We always want things to move faster, but as I've said before, this is no longer a story that moves at the speed of the Internet. This is now a story that's told at the speed of life, and life is sometimes slow.
My post last week about the inglorious nature of starting a company elicited some e-mails from a number of other entrepreneurs. One of the common, reoccuring themes that's often mentioned is the, "role of the start-up". People often look at big companies like Google or Amazon or whatever industry player happens to be in your area, and wonder, "How can I compete, or even beat, someone with such gigantic resources?"
Depending on the amount of time I have, I tend to point people towards an excellent book called The Innovator's Dilemma by Clayton Christensen, which is an excellent and encouraging description of why small companies will ALWAYS have a role to play in the market. If it's a dinner conversation, though, I tend to reference three tools that I refer to as the Start-up's Weapons. Basically, there are three weapons that a small start-up has that allows it to compete in a marketplace filled with other, more resource rich competitors. They are, as I see it: Time, Efficiency, and Innovation.
This is by no means an end all list, but it touches on some of the most important elements that separate the start-up from the big company. Let's start with Time. For a large, established company, the renewable resource is money. We're afraid they'll enter our markets because they have money, and a source of getting new money, and they're likely to use it to try to beat you. Money is not a renewable resource for a start-up, though, especially if they're pre-revenue. For a pre-revenue company, money comes at the cost of their ownership in their own company, because money comes through investments or loans. For a founder, nothing is more painful than having to give up a significant chunk of your dream to someone else.
Time is our renewable resource. Small companies are experts at creating time. Whether it's by staying up late and working weekends, or having a close enough group of employees that everyone is willing to stay late in exchange for a few slices of pizza, I don't know. Whatever it is, a start-up can get more done in a month than a larger company can get done in a month. I'm tempted to go out on a limb and say that's true almost regardless of comparable team size... but I won't, because it's likely to get me in trouble.
What I do know, though, is that anyone that's worked in a large company and a start-up both knows that the differences go beyond money. There's a foxhole mentality at a start-up - you're all in this together, trying to keep afloat a ship sailing for a destination that you all believe in. And since you can't create money at the beginning, you create time, instead, and do the work yourself.
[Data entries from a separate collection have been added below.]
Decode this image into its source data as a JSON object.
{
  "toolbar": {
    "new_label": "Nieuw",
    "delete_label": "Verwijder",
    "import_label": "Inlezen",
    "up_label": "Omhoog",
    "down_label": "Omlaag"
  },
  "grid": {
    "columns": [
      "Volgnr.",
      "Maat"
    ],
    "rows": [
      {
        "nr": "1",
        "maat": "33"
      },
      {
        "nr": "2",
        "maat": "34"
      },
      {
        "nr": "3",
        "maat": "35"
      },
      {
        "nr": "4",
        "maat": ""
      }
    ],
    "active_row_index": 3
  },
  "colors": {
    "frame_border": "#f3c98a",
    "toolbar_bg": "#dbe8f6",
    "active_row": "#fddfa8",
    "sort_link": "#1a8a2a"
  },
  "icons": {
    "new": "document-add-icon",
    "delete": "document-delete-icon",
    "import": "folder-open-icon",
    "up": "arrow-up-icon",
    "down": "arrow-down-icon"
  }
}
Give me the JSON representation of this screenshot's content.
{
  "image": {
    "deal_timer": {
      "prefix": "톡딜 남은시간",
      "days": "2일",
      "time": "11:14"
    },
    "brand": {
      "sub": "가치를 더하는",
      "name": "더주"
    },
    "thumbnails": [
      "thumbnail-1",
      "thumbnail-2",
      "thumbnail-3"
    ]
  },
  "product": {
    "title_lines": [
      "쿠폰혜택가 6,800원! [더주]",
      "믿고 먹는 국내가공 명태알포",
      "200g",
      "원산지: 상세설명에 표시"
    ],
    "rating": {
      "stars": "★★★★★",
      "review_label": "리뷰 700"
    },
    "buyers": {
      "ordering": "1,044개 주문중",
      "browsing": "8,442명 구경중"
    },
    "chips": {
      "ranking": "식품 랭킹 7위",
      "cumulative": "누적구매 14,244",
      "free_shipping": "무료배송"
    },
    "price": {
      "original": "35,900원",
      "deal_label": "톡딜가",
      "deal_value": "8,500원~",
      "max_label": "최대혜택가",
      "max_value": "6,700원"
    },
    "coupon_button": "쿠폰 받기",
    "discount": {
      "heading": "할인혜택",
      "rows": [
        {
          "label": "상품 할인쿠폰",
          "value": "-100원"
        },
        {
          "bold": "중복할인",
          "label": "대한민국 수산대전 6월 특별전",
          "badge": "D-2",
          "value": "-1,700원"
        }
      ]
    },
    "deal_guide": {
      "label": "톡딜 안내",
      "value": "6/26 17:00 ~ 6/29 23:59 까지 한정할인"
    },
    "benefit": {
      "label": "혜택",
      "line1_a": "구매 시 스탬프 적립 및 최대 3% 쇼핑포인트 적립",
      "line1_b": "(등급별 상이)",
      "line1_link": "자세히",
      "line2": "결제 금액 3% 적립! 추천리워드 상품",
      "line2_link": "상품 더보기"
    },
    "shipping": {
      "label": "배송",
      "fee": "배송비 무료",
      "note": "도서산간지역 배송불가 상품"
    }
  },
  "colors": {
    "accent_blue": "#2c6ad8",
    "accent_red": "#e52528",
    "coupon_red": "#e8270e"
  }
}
The second weapon is efficiency. This weapon is widely misunderstood as a necessity of limited resources, not a precursor to success as a small company. People survive in spite of the limited resources, not because of them. I actually believe that success ultimately comes because of the skills and habits formed in those lean times. This connects back to my last post about the inglorious nature of start-ups - because a company is small, it can create a culture that promotes and loves efficiency. We start-ups should take pride in our ability to assign value to things that normal companies consider only second hand. For example, when Novel Projects was first started, we did it in the typical garage fashion. We gathered up computers, moved into a small space with cement floors and inadequate heating and air conditioning, and proceeded to be proud of our tiny hole in the wall.
As we grew, we added people that learned to be equally proud of how much we could accomplish on very little. We learned efficiency. And we are proud of that efficiency, even though we're in a bigger space with more people, now. Every employee, every one of us, is proud of it in the same way that survivors of the great depression are proud of their own self-sufficiency.
David, who used to work as a Director at Amazon during it's early days, once told me a story. When Amazon was still young, around 200 employees - most of them people working in the warehouses - someone ordered cheap leather chairs for the board room. And Jeff Bezos, Amazon's founder, didn't like this - he had the chairs returned.
Apparently, he didn't object to their price - which was not high, apparently, as chairs go - but instead to the appearance of leather. I'm reading a lot into this story, but if it were me, I'd say that he didn't like the perceived decadence, the shift in values away from efficiency and towards desiring leather in the board room. The company had started around a culture that was literally proud of coming from limited roots, literally boastful of how they made it on their own. New employees had to build their own desks upon arrival. Self-sufficiency was the core. And then one day someone isn't proud of the scrappy nature of the company, and thinks that what a "real" company needs is nice chairs, and big desks, and polished conference rooms.
Why? Because that's what big businesses have. People who join large, established companies do so often in part because they like the big desk, and don't like looking unimpressive. People join start-ups often times because of the exact opposite, because they like being the people in the small offices doing grandiose things. So when I say that one of the weapons of a start-up is efficiency, what I really mean is that a good start-up will be proud of efficiency in a way that a large company will likely never be.
And finally, Innovation. Big companies talk about innovation a great deal, but innovation is really hard to sustain in large environments. I'll refer you to Innovator's Dilemma again on that point, but let me sum it up this way - innovation requires a champion. A champion that believes in the innovation, for better or worse, above everything else that is going on in the company. Start-ups usually exist because somewhere along the line an innovator refused to let go of an innovation that everyone else had seen, dismissed, and moved on from. And in a large company where your promotions are dependent on upon pleasing the people above you, it's really had to stick to your guns for an unpopular idea that no one wants to hear about any more. In other words, it's hard to be a champion of anything.
But small companies can't operate that way. Partly as a result of the efficiency, of dealing with limited resources, innovation is the bread and butter of the start-up life. Known solutions sometimes have to be ignored because they're resource intensive, and untried solutions have to be built and made to work instead. If you can't innovate and hold onto innovations, you're doomed as a company.
If you talk to investors, you often hear there are two - among many - dangers that a company faces at the beginning. One is under-capitalization. The other is over-capitalization. One is having so few means that all the innovation, efficiency, and time in the world doesn't get the job done. The other is when you have so many resources that you ignore those three things all together, instead stoking your ego by acting like a large company and treating someone else's money as a renewable resource.
When it comes right down to it, there are many tools that big companies have... but never forget that small companies have weapons, too. And each of those three I listed... I think they can be described in other ways, too. I think traditionally they're described as hard work, passion for what you're doing, and an unwillingness to give up.